• Instantané is more than an idle statue in Wilmette
    The Wilmette Beacon
    John Jacoby

    An interesting and unique feature of some communities is publicly-displayed works of art. On a grand scale, the Picasso at Daley Center and Anish Kapoor's Cloud Gate at Millennium Park are immensely popular. On a smaller scale, works are popping up in towns and neighborhoods for the enjoyment of local residents.

    Here's the story of a publicly-displayed abstract sculpture in Wilmette.

    It's called Instantané. It's installed at the separation of Wilmette Avenue and Glenview Road, just north of Centennial Park. The sculptor is Chris Newman, 69, who received his formal art training as a graduate student at the University of Pennsylvania in the late 1960s.

    For the next ten years, he was a professional artist and art teacher in Philadelphia and Cleveland. During this period, he produced Instantane´ (1974), first exhibited at Cleveland's Huron Mall.

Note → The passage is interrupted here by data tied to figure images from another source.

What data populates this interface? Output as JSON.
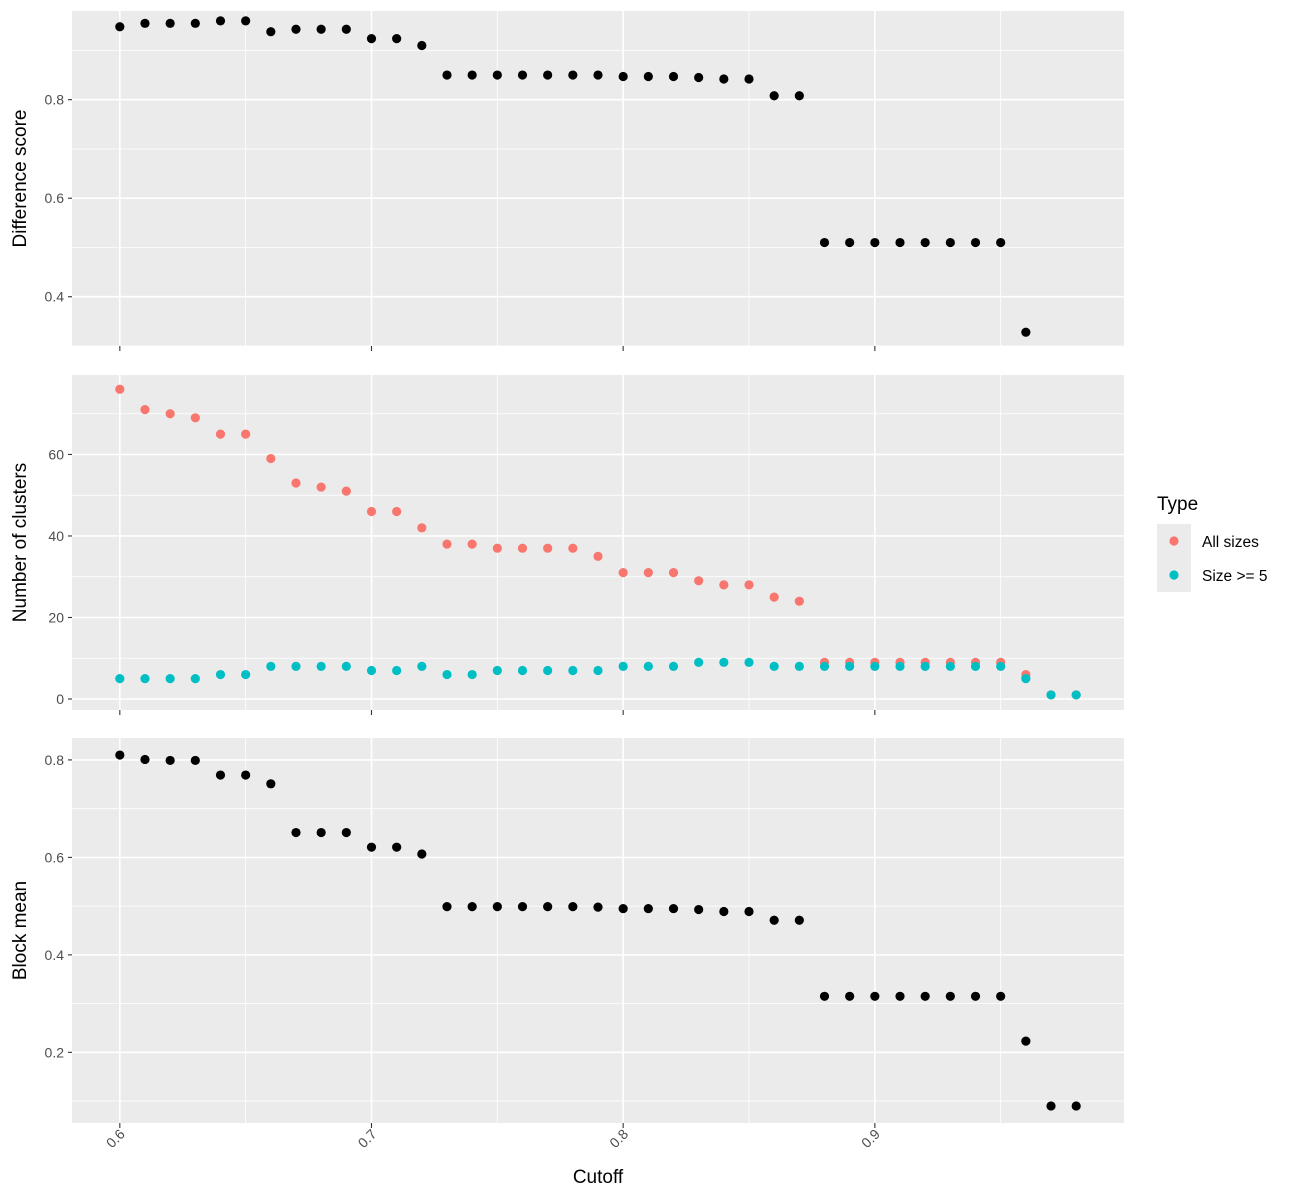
{
  "chart_data": {
    "type": "scatter",
    "facets": "3 stacked panels sharing the x axis",
    "xlabel": "Cutoff",
    "x_ticks": [
      "0.6",
      "0.7",
      "0.8",
      "0.9"
    ],
    "x_tick_values": [
      0.6,
      0.7,
      0.8,
      0.9
    ],
    "xlim": [
      0.581,
      0.999
    ],
    "grid": true,
    "legend": {
      "title": "Type",
      "placement": "right",
      "entries": [
        {
          "label": "All sizes",
          "color": "#F8766D"
        },
        {
          "label": "Size >= 5",
          "color": "#00BFC4"
        }
      ]
    },
    "panels": [
      {
        "ylabel": "Difference score",
        "y_ticks": [
          "0.4",
          "0.6",
          "0.8"
        ],
        "y_tick_values": [
          0.4,
          0.6,
          0.8
        ],
        "ylim": [
          0.3,
          0.98
        ],
        "series": [
          {
            "color": "#000000",
            "x": [
              0.6,
              0.61,
              0.62,
              0.63,
              0.64,
              0.65,
              0.66,
              0.67,
              0.68,
              0.69,
              0.7,
              0.71,
              0.72,
              0.73,
              0.74,
              0.75,
              0.76,
              0.77,
              0.78,
              0.79,
              0.8,
              0.81,
              0.82,
              0.83,
              0.84,
              0.85,
              0.86,
              0.87,
              0.88,
              0.89,
              0.9,
              0.91,
              0.92,
              0.93,
              0.94,
              0.95,
              0.96
            ],
            "y": [
              0.948,
              0.955,
              0.955,
              0.955,
              0.96,
              0.96,
              0.938,
              0.943,
              0.943,
              0.943,
              0.924,
              0.924,
              0.91,
              0.85,
              0.85,
              0.85,
              0.85,
              0.85,
              0.85,
              0.85,
              0.847,
              0.847,
              0.847,
              0.845,
              0.842,
              0.842,
              0.808,
              0.808,
              0.51,
              0.51,
              0.51,
              0.51,
              0.51,
              0.51,
              0.51,
              0.51,
              0.328
            ]
          }
        ]
      },
      {
        "ylabel": "Number of clusters",
        "y_ticks": [
          "0",
          "20",
          "40",
          "60"
        ],
        "y_tick_values": [
          0,
          20,
          40,
          60
        ],
        "ylim": [
          -2.7,
          79.5
        ],
        "series": [
          {
            "name": "All sizes",
            "color": "#F8766D",
            "x": [
              0.6,
              0.61,
              0.62,
              0.63,
              0.64,
              0.65,
              0.66,
              0.67,
              0.68,
              0.69,
              0.7,
              0.71,
              0.72,
              0.73,
              0.74,
              0.75,
              0.76,
              0.77,
              0.78,
              0.79,
              0.8,
              0.81,
              0.82,
              0.83,
              0.84,
              0.85,
              0.86,
              0.87,
              0.88,
              0.89,
              0.9,
              0.91,
              0.92,
              0.93,
              0.94,
              0.95,
              0.96,
              0.97,
              0.98
            ],
            "y": [
              76,
              71,
              70,
              69,
              65,
              65,
              59,
              53,
              52,
              51,
              46,
              46,
              42,
              38,
              38,
              37,
              37,
              37,
              37,
              35,
              31,
              31,
              31,
              29,
              28,
              28,
              25,
              24,
              9,
              9,
              9,
              9,
              9,
              9,
              9,
              9,
              6,
              1,
              1
            ]
          },
          {
            "name": "Size >= 5",
            "color": "#00BFC4",
            "x": [
              0.6,
              0.61,
              0.62,
              0.63,
              0.64,
              0.65,
              0.66,
              0.67,
              0.68,
              0.69,
              0.7,
              0.71,
              0.72,
              0.73,
              0.74,
              0.75,
              0.76,
              0.77,
              0.78,
              0.79,
              0.8,
              0.81,
              0.82,
              0.83,
              0.84,
              0.85,
              0.86,
              0.87,
              0.88,
              0.89,
              0.9,
              0.91,
              0.92,
              0.93,
              0.94,
              0.95,
              0.96,
              0.97,
              0.98
            ],
            "y": [
              5,
              5,
              5,
              5,
              6,
              6,
              8,
              8,
              8,
              8,
              7,
              7,
              8,
              6,
              6,
              7,
              7,
              7,
              7,
              7,
              8,
              8,
              8,
              9,
              9,
              9,
              8,
              8,
              8,
              8,
              8,
              8,
              8,
              8,
              8,
              8,
              5,
              1,
              1
            ]
          }
        ]
      },
      {
        "ylabel": "Block mean",
        "y_ticks": [
          "0.2",
          "0.4",
          "0.6",
          "0.8"
        ],
        "y_tick_values": [
          0.2,
          0.4,
          0.6,
          0.8
        ],
        "ylim": [
          0.055,
          0.845
        ],
        "series": [
          {
            "color": "#000000",
            "x": [
              0.6,
              0.61,
              0.62,
              0.63,
              0.64,
              0.65,
              0.66,
              0.67,
              0.68,
              0.69,
              0.7,
              0.71,
              0.72,
              0.73,
              0.74,
              0.75,
              0.76,
              0.77,
              0.78,
              0.79,
              0.8,
              0.81,
              0.82,
              0.83,
              0.84,
              0.85,
              0.86,
              0.87,
              0.88,
              0.89,
              0.9,
              0.91,
              0.92,
              0.93,
              0.94,
              0.95,
              0.96,
              0.97,
              0.98
            ],
            "y": [
              0.81,
              0.801,
              0.799,
              0.799,
              0.769,
              0.769,
              0.751,
              0.651,
              0.651,
              0.651,
              0.621,
              0.621,
              0.607,
              0.499,
              0.499,
              0.499,
              0.499,
              0.499,
              0.499,
              0.498,
              0.495,
              0.495,
              0.495,
              0.493,
              0.489,
              0.489,
              0.471,
              0.471,
              0.315,
              0.315,
              0.315,
              0.315,
              0.315,
              0.315,
              0.315,
              0.315,
              0.223,
              0.09,
              0.09
            ]
          }
        ]
      }
    ]
  }
}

    In 1978, Chris moved to the Chicago area to work in the health care industry. He brought Instantane´ along and placed it in his backyard in Evanston.

    In 1987, when he moved to Chicago, the sculpture needed a new home. He found it in the backyard of his Wilmette friends, Mari and David Terman. Chris and Mari met while both worked at Rush University Medical Center in the 1980s.

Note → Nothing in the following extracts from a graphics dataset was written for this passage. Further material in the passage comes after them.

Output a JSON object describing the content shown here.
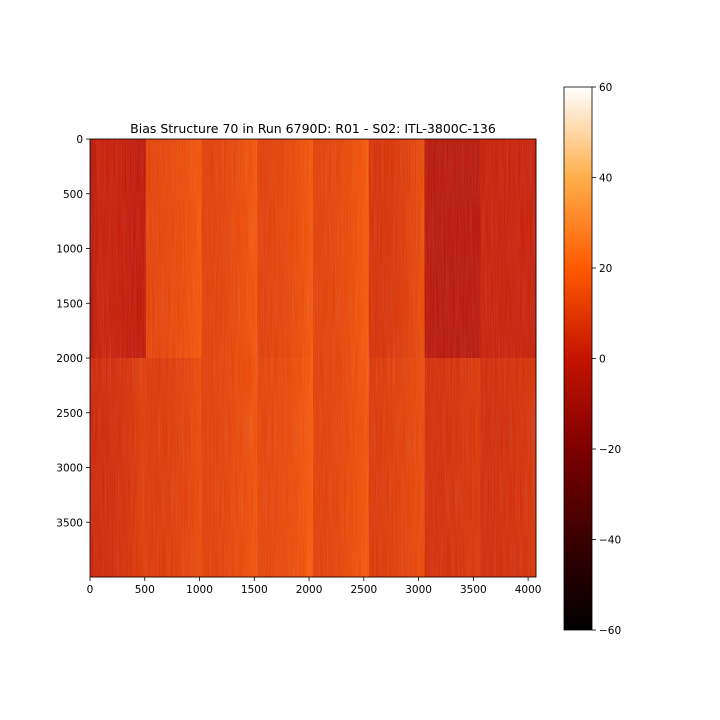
{
  "chart_data": {
    "type": "heatmap",
    "title": "Bias Structure 70 in Run 6790D: R01 - S02: ITL-3800C-136",
    "xlabel": "",
    "ylabel": "",
    "xlim": [
      0,
      4072
    ],
    "ylim": [
      4000,
      0
    ],
    "x_ticks": [
      0,
      500,
      1000,
      1500,
      2000,
      2500,
      3000,
      3500,
      4000
    ],
    "x_tick_labels": [
      "0",
      "500",
      "1000",
      "1500",
      "2000",
      "2500",
      "3000",
      "3500",
      "4000"
    ],
    "y_ticks": [
      0,
      500,
      1000,
      1500,
      2000,
      2500,
      3000,
      3500
    ],
    "y_tick_labels": [
      "0",
      "500",
      "1000",
      "1500",
      "2000",
      "2500",
      "3000",
      "3500"
    ],
    "colormap": "gist_heat",
    "colorbar": {
      "vmin": -60,
      "vmax": 60,
      "ticks": [
        -60,
        -40,
        -20,
        0,
        20,
        40,
        60
      ],
      "tick_labels": [
        "−60",
        "−40",
        "−20",
        "0",
        "20",
        "40",
        "60"
      ]
    },
    "row_split": 2000,
    "segment_edges": [
      0,
      509,
      1018,
      1527,
      2036,
      2545,
      3054,
      3563,
      4072
    ],
    "segments": {
      "top": [
        {
          "base": 2,
          "ramp": -4,
          "edge": -6
        },
        {
          "base": 12,
          "ramp": 6,
          "edge": 0
        },
        {
          "base": 11,
          "ramp": 7,
          "edge": 0
        },
        {
          "base": 11,
          "ramp": 7,
          "edge": 0
        },
        {
          "base": 11,
          "ramp": 8,
          "edge": 0
        },
        {
          "base": 7,
          "ramp": 8,
          "edge": 0
        },
        {
          "base": -3,
          "ramp": 0,
          "edge": 0
        },
        {
          "base": 2,
          "ramp": 0,
          "edge": 0
        }
      ],
      "bottom": [
        {
          "base": 4,
          "ramp": 7,
          "edge": 0
        },
        {
          "base": 9,
          "ramp": 5,
          "edge": 0
        },
        {
          "base": 11,
          "ramp": 6,
          "edge": 0
        },
        {
          "base": 12,
          "ramp": 7,
          "edge": 0
        },
        {
          "base": 11,
          "ramp": 7,
          "edge": 0
        },
        {
          "base": 9,
          "ramp": 6,
          "edge": 0
        },
        {
          "base": 6,
          "ramp": 3,
          "edge": 0
        },
        {
          "base": 5,
          "ramp": 3,
          "edge": 0
        }
      ]
    }
  }
}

    In the midst of a thunderstorm, Instantané was successfully moved to the Termans' garden. David says he and Mari were "privileged" to have it for the next 22 years as "part of the environment of the house" and "part of our everyday life."

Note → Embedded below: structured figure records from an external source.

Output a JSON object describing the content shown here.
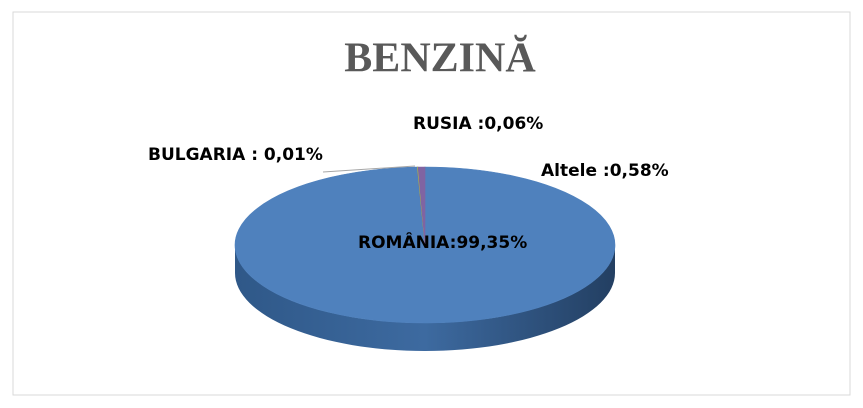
{
  "chart_data": {
    "type": "pie",
    "title": "BENZINĂ",
    "values": [
      99.35,
      0.01,
      0.06,
      0.58
    ],
    "value_labels": [
      "ROMÂNIA:99,35%",
      "BULGARIA : 0,01%",
      "RUSIA :0,06%",
      "Altele :0,58%"
    ],
    "colors": [
      "#4f81bd",
      "#c0504d",
      "#9bbb59",
      "#8064a2"
    ]
  }
}
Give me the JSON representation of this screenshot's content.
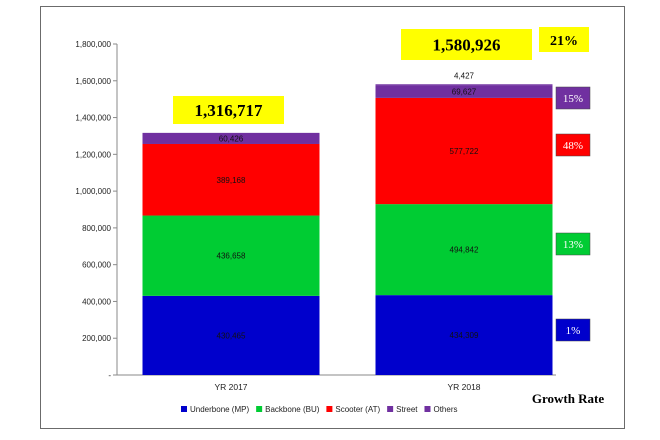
{
  "chart_data": {
    "type": "bar",
    "stacked": true,
    "categories": [
      "YR 2017",
      "YR 2018"
    ],
    "series": [
      {
        "name": "Underbone (MP)",
        "color": "#0000cc",
        "values": [
          430465,
          434309
        ]
      },
      {
        "name": "Backbone (BU)",
        "color": "#00cc33",
        "values": [
          436658,
          494842
        ]
      },
      {
        "name": "Scooter (AT)",
        "color": "#ff0000",
        "values": [
          389168,
          577722
        ]
      },
      {
        "name": "Street",
        "color": "#7030a0",
        "values": [
          60426,
          69627
        ]
      },
      {
        "name": "Others",
        "color": "#7030a0",
        "values": [
          null,
          4427
        ]
      }
    ],
    "segment_labels": [
      [
        "430,465",
        "436,658",
        "389,168",
        "60,426",
        ""
      ],
      [
        "434,309",
        "494,842",
        "577,722",
        "69,627",
        "4,427"
      ]
    ],
    "totals": [
      "1,316,717",
      "1,580,926"
    ],
    "ylim": [
      0,
      1800000
    ],
    "yticks": [
      0,
      200000,
      400000,
      600000,
      800000,
      1000000,
      1200000,
      1400000,
      1600000,
      1800000
    ],
    "ytick_labels": [
      "-",
      "200,000",
      "400,000",
      "600,000",
      "800,000",
      "1,000,000",
      "1,200,000",
      "1,400,000",
      "1,600,000",
      "1,800,000"
    ],
    "legend_position": "bottom",
    "growth_rate": {
      "title": "Growth Rate",
      "overall": "21%",
      "items": [
        {
          "label": "15%",
          "color": "#7030a0",
          "series": "Street"
        },
        {
          "label": "48%",
          "color": "#ff0000",
          "series": "Scooter (AT)"
        },
        {
          "label": "13%",
          "color": "#00cc33",
          "series": "Backbone (BU)"
        },
        {
          "label": "1%",
          "color": "#0000cc",
          "series": "Underbone (MP)"
        }
      ]
    },
    "highlight_color": "#ffff00"
  }
}
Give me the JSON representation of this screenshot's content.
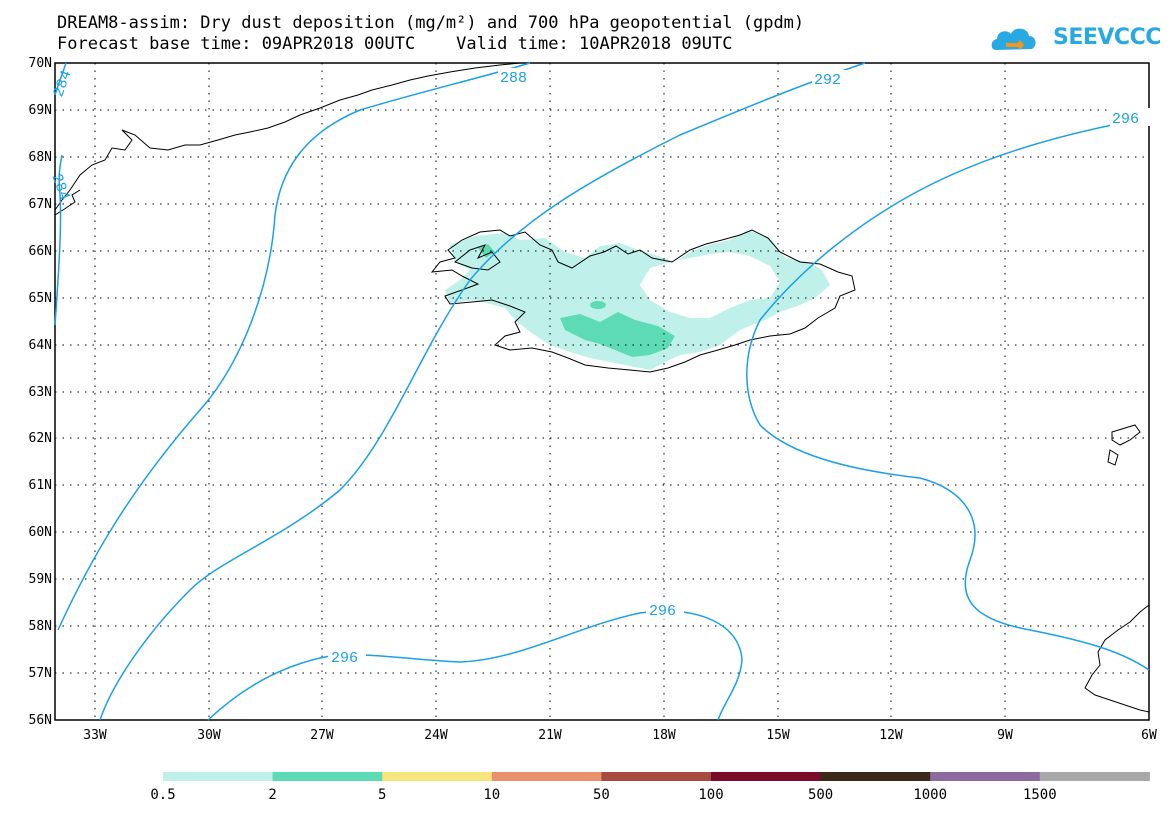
{
  "title_line1": "DREAM8-assim: Dry dust deposition (mg/m²) and 700 hPa geopotential (gpdm)",
  "title_line2": "Forecast base time: 09APR2018 00UTC    Valid time: 10APR2018 09UTC",
  "logo_text": "SEEVCCC",
  "lat_labels": [
    "70N",
    "69N",
    "68N",
    "67N",
    "66N",
    "65N",
    "64N",
    "63N",
    "62N",
    "61N",
    "60N",
    "59N",
    "58N",
    "57N",
    "56N"
  ],
  "lon_labels": [
    "33W",
    "30W",
    "27W",
    "24W",
    "21W",
    "18W",
    "15W",
    "12W",
    "9W",
    "6W"
  ],
  "contour_labels": {
    "c288": "288",
    "c292": "292",
    "c296_ne": "296",
    "c296_s1": "296",
    "c296_s2": "296",
    "c284_a": "284",
    "c284_b": "284"
  },
  "colorbar": {
    "colors": [
      "#bff1ea",
      "#5ddbb4",
      "#f6e57b",
      "#e8916c",
      "#a84a40",
      "#7a0c2a",
      "#3b2a1a",
      "#8e6aa0",
      "#a8a8a8"
    ],
    "labels": [
      "0.5",
      "2",
      "5",
      "10",
      "50",
      "100",
      "500",
      "1000",
      "1500"
    ]
  },
  "contour_color": "#1aa0e6",
  "map_bounds": {
    "lon_min": -34.5,
    "lon_max": -6,
    "lat_min": 56,
    "lat_max": 70
  }
}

    In 2009, the Termans realized that the sculpture's long-term preservation required a new arrangement. With Chris's enthusiastic agreement, Instantané was generously donated to the people of Wilmette.

    Working cooperatively under Chris's direction, the Village and Park District moved it to its new home.
    If you're like me, abstract sculpture is enjoyable if its form is pleasing to the eye, even if its meaning is difficult to explain. Instantané passes my eye test. I'll leave the explanation to others.

    David explains that the sculpture at its new location "metaphorically echoes what’s happening on the ground there" -- the separation of the roads. Village employees nicknamed it Land Shark because when viewed from a certain angle, it looks like a dorsal fin cutting through the grass. Chris reacted to this nickname, "I love it!"

    Chris appreciates these interpretations because he wants the sculpture to provoke dialogue between it and the people looking at it. He enjoys hearing the discussion. His own explanation is that the sculpture is about motion and balance.

    "It’s caught in a dynamically stable position." Depending on the viewer's point of observation, "it appears to be moving in one direction or another." The word "instantané" means “snapshot” -- the sculpture captures a moment of apparent balance.

    While working in health care, Chris maintained a studio and continued sculpting. Since retiring, he's been a full-time sculptor (with a studio at 3400 N. Knox avenue, Chicago). His feelings about his creations are like those of parents who watch their offspring pass from childhood, into adulthood, and onto success or failure on their own.

    Chris's recent works include five abstract sculptures: Folding Forms, being exhibited at Grant Park; Leap Frog Bridge and Suspension V, installed in the Lincoln Park/Lakeview neighborhood; High Beam, being exhibited at St. Michael Church in Old Town; and Three Sheets to the Wind, soon to be exhibited at Key West, Florida. He also creates figurative sculptures, including Dalmatian Family, donated to the Ann & Robert H. Lurie Children's Hospital and installed in the 12th floor sky lobby in front of a full-size fire truck cab. Kids love it! Instantané doesn't just benefit the people of Wilmette. Chris says the warm Wilmette welcome given to his sculpture invigorated his own creative enthusiasm.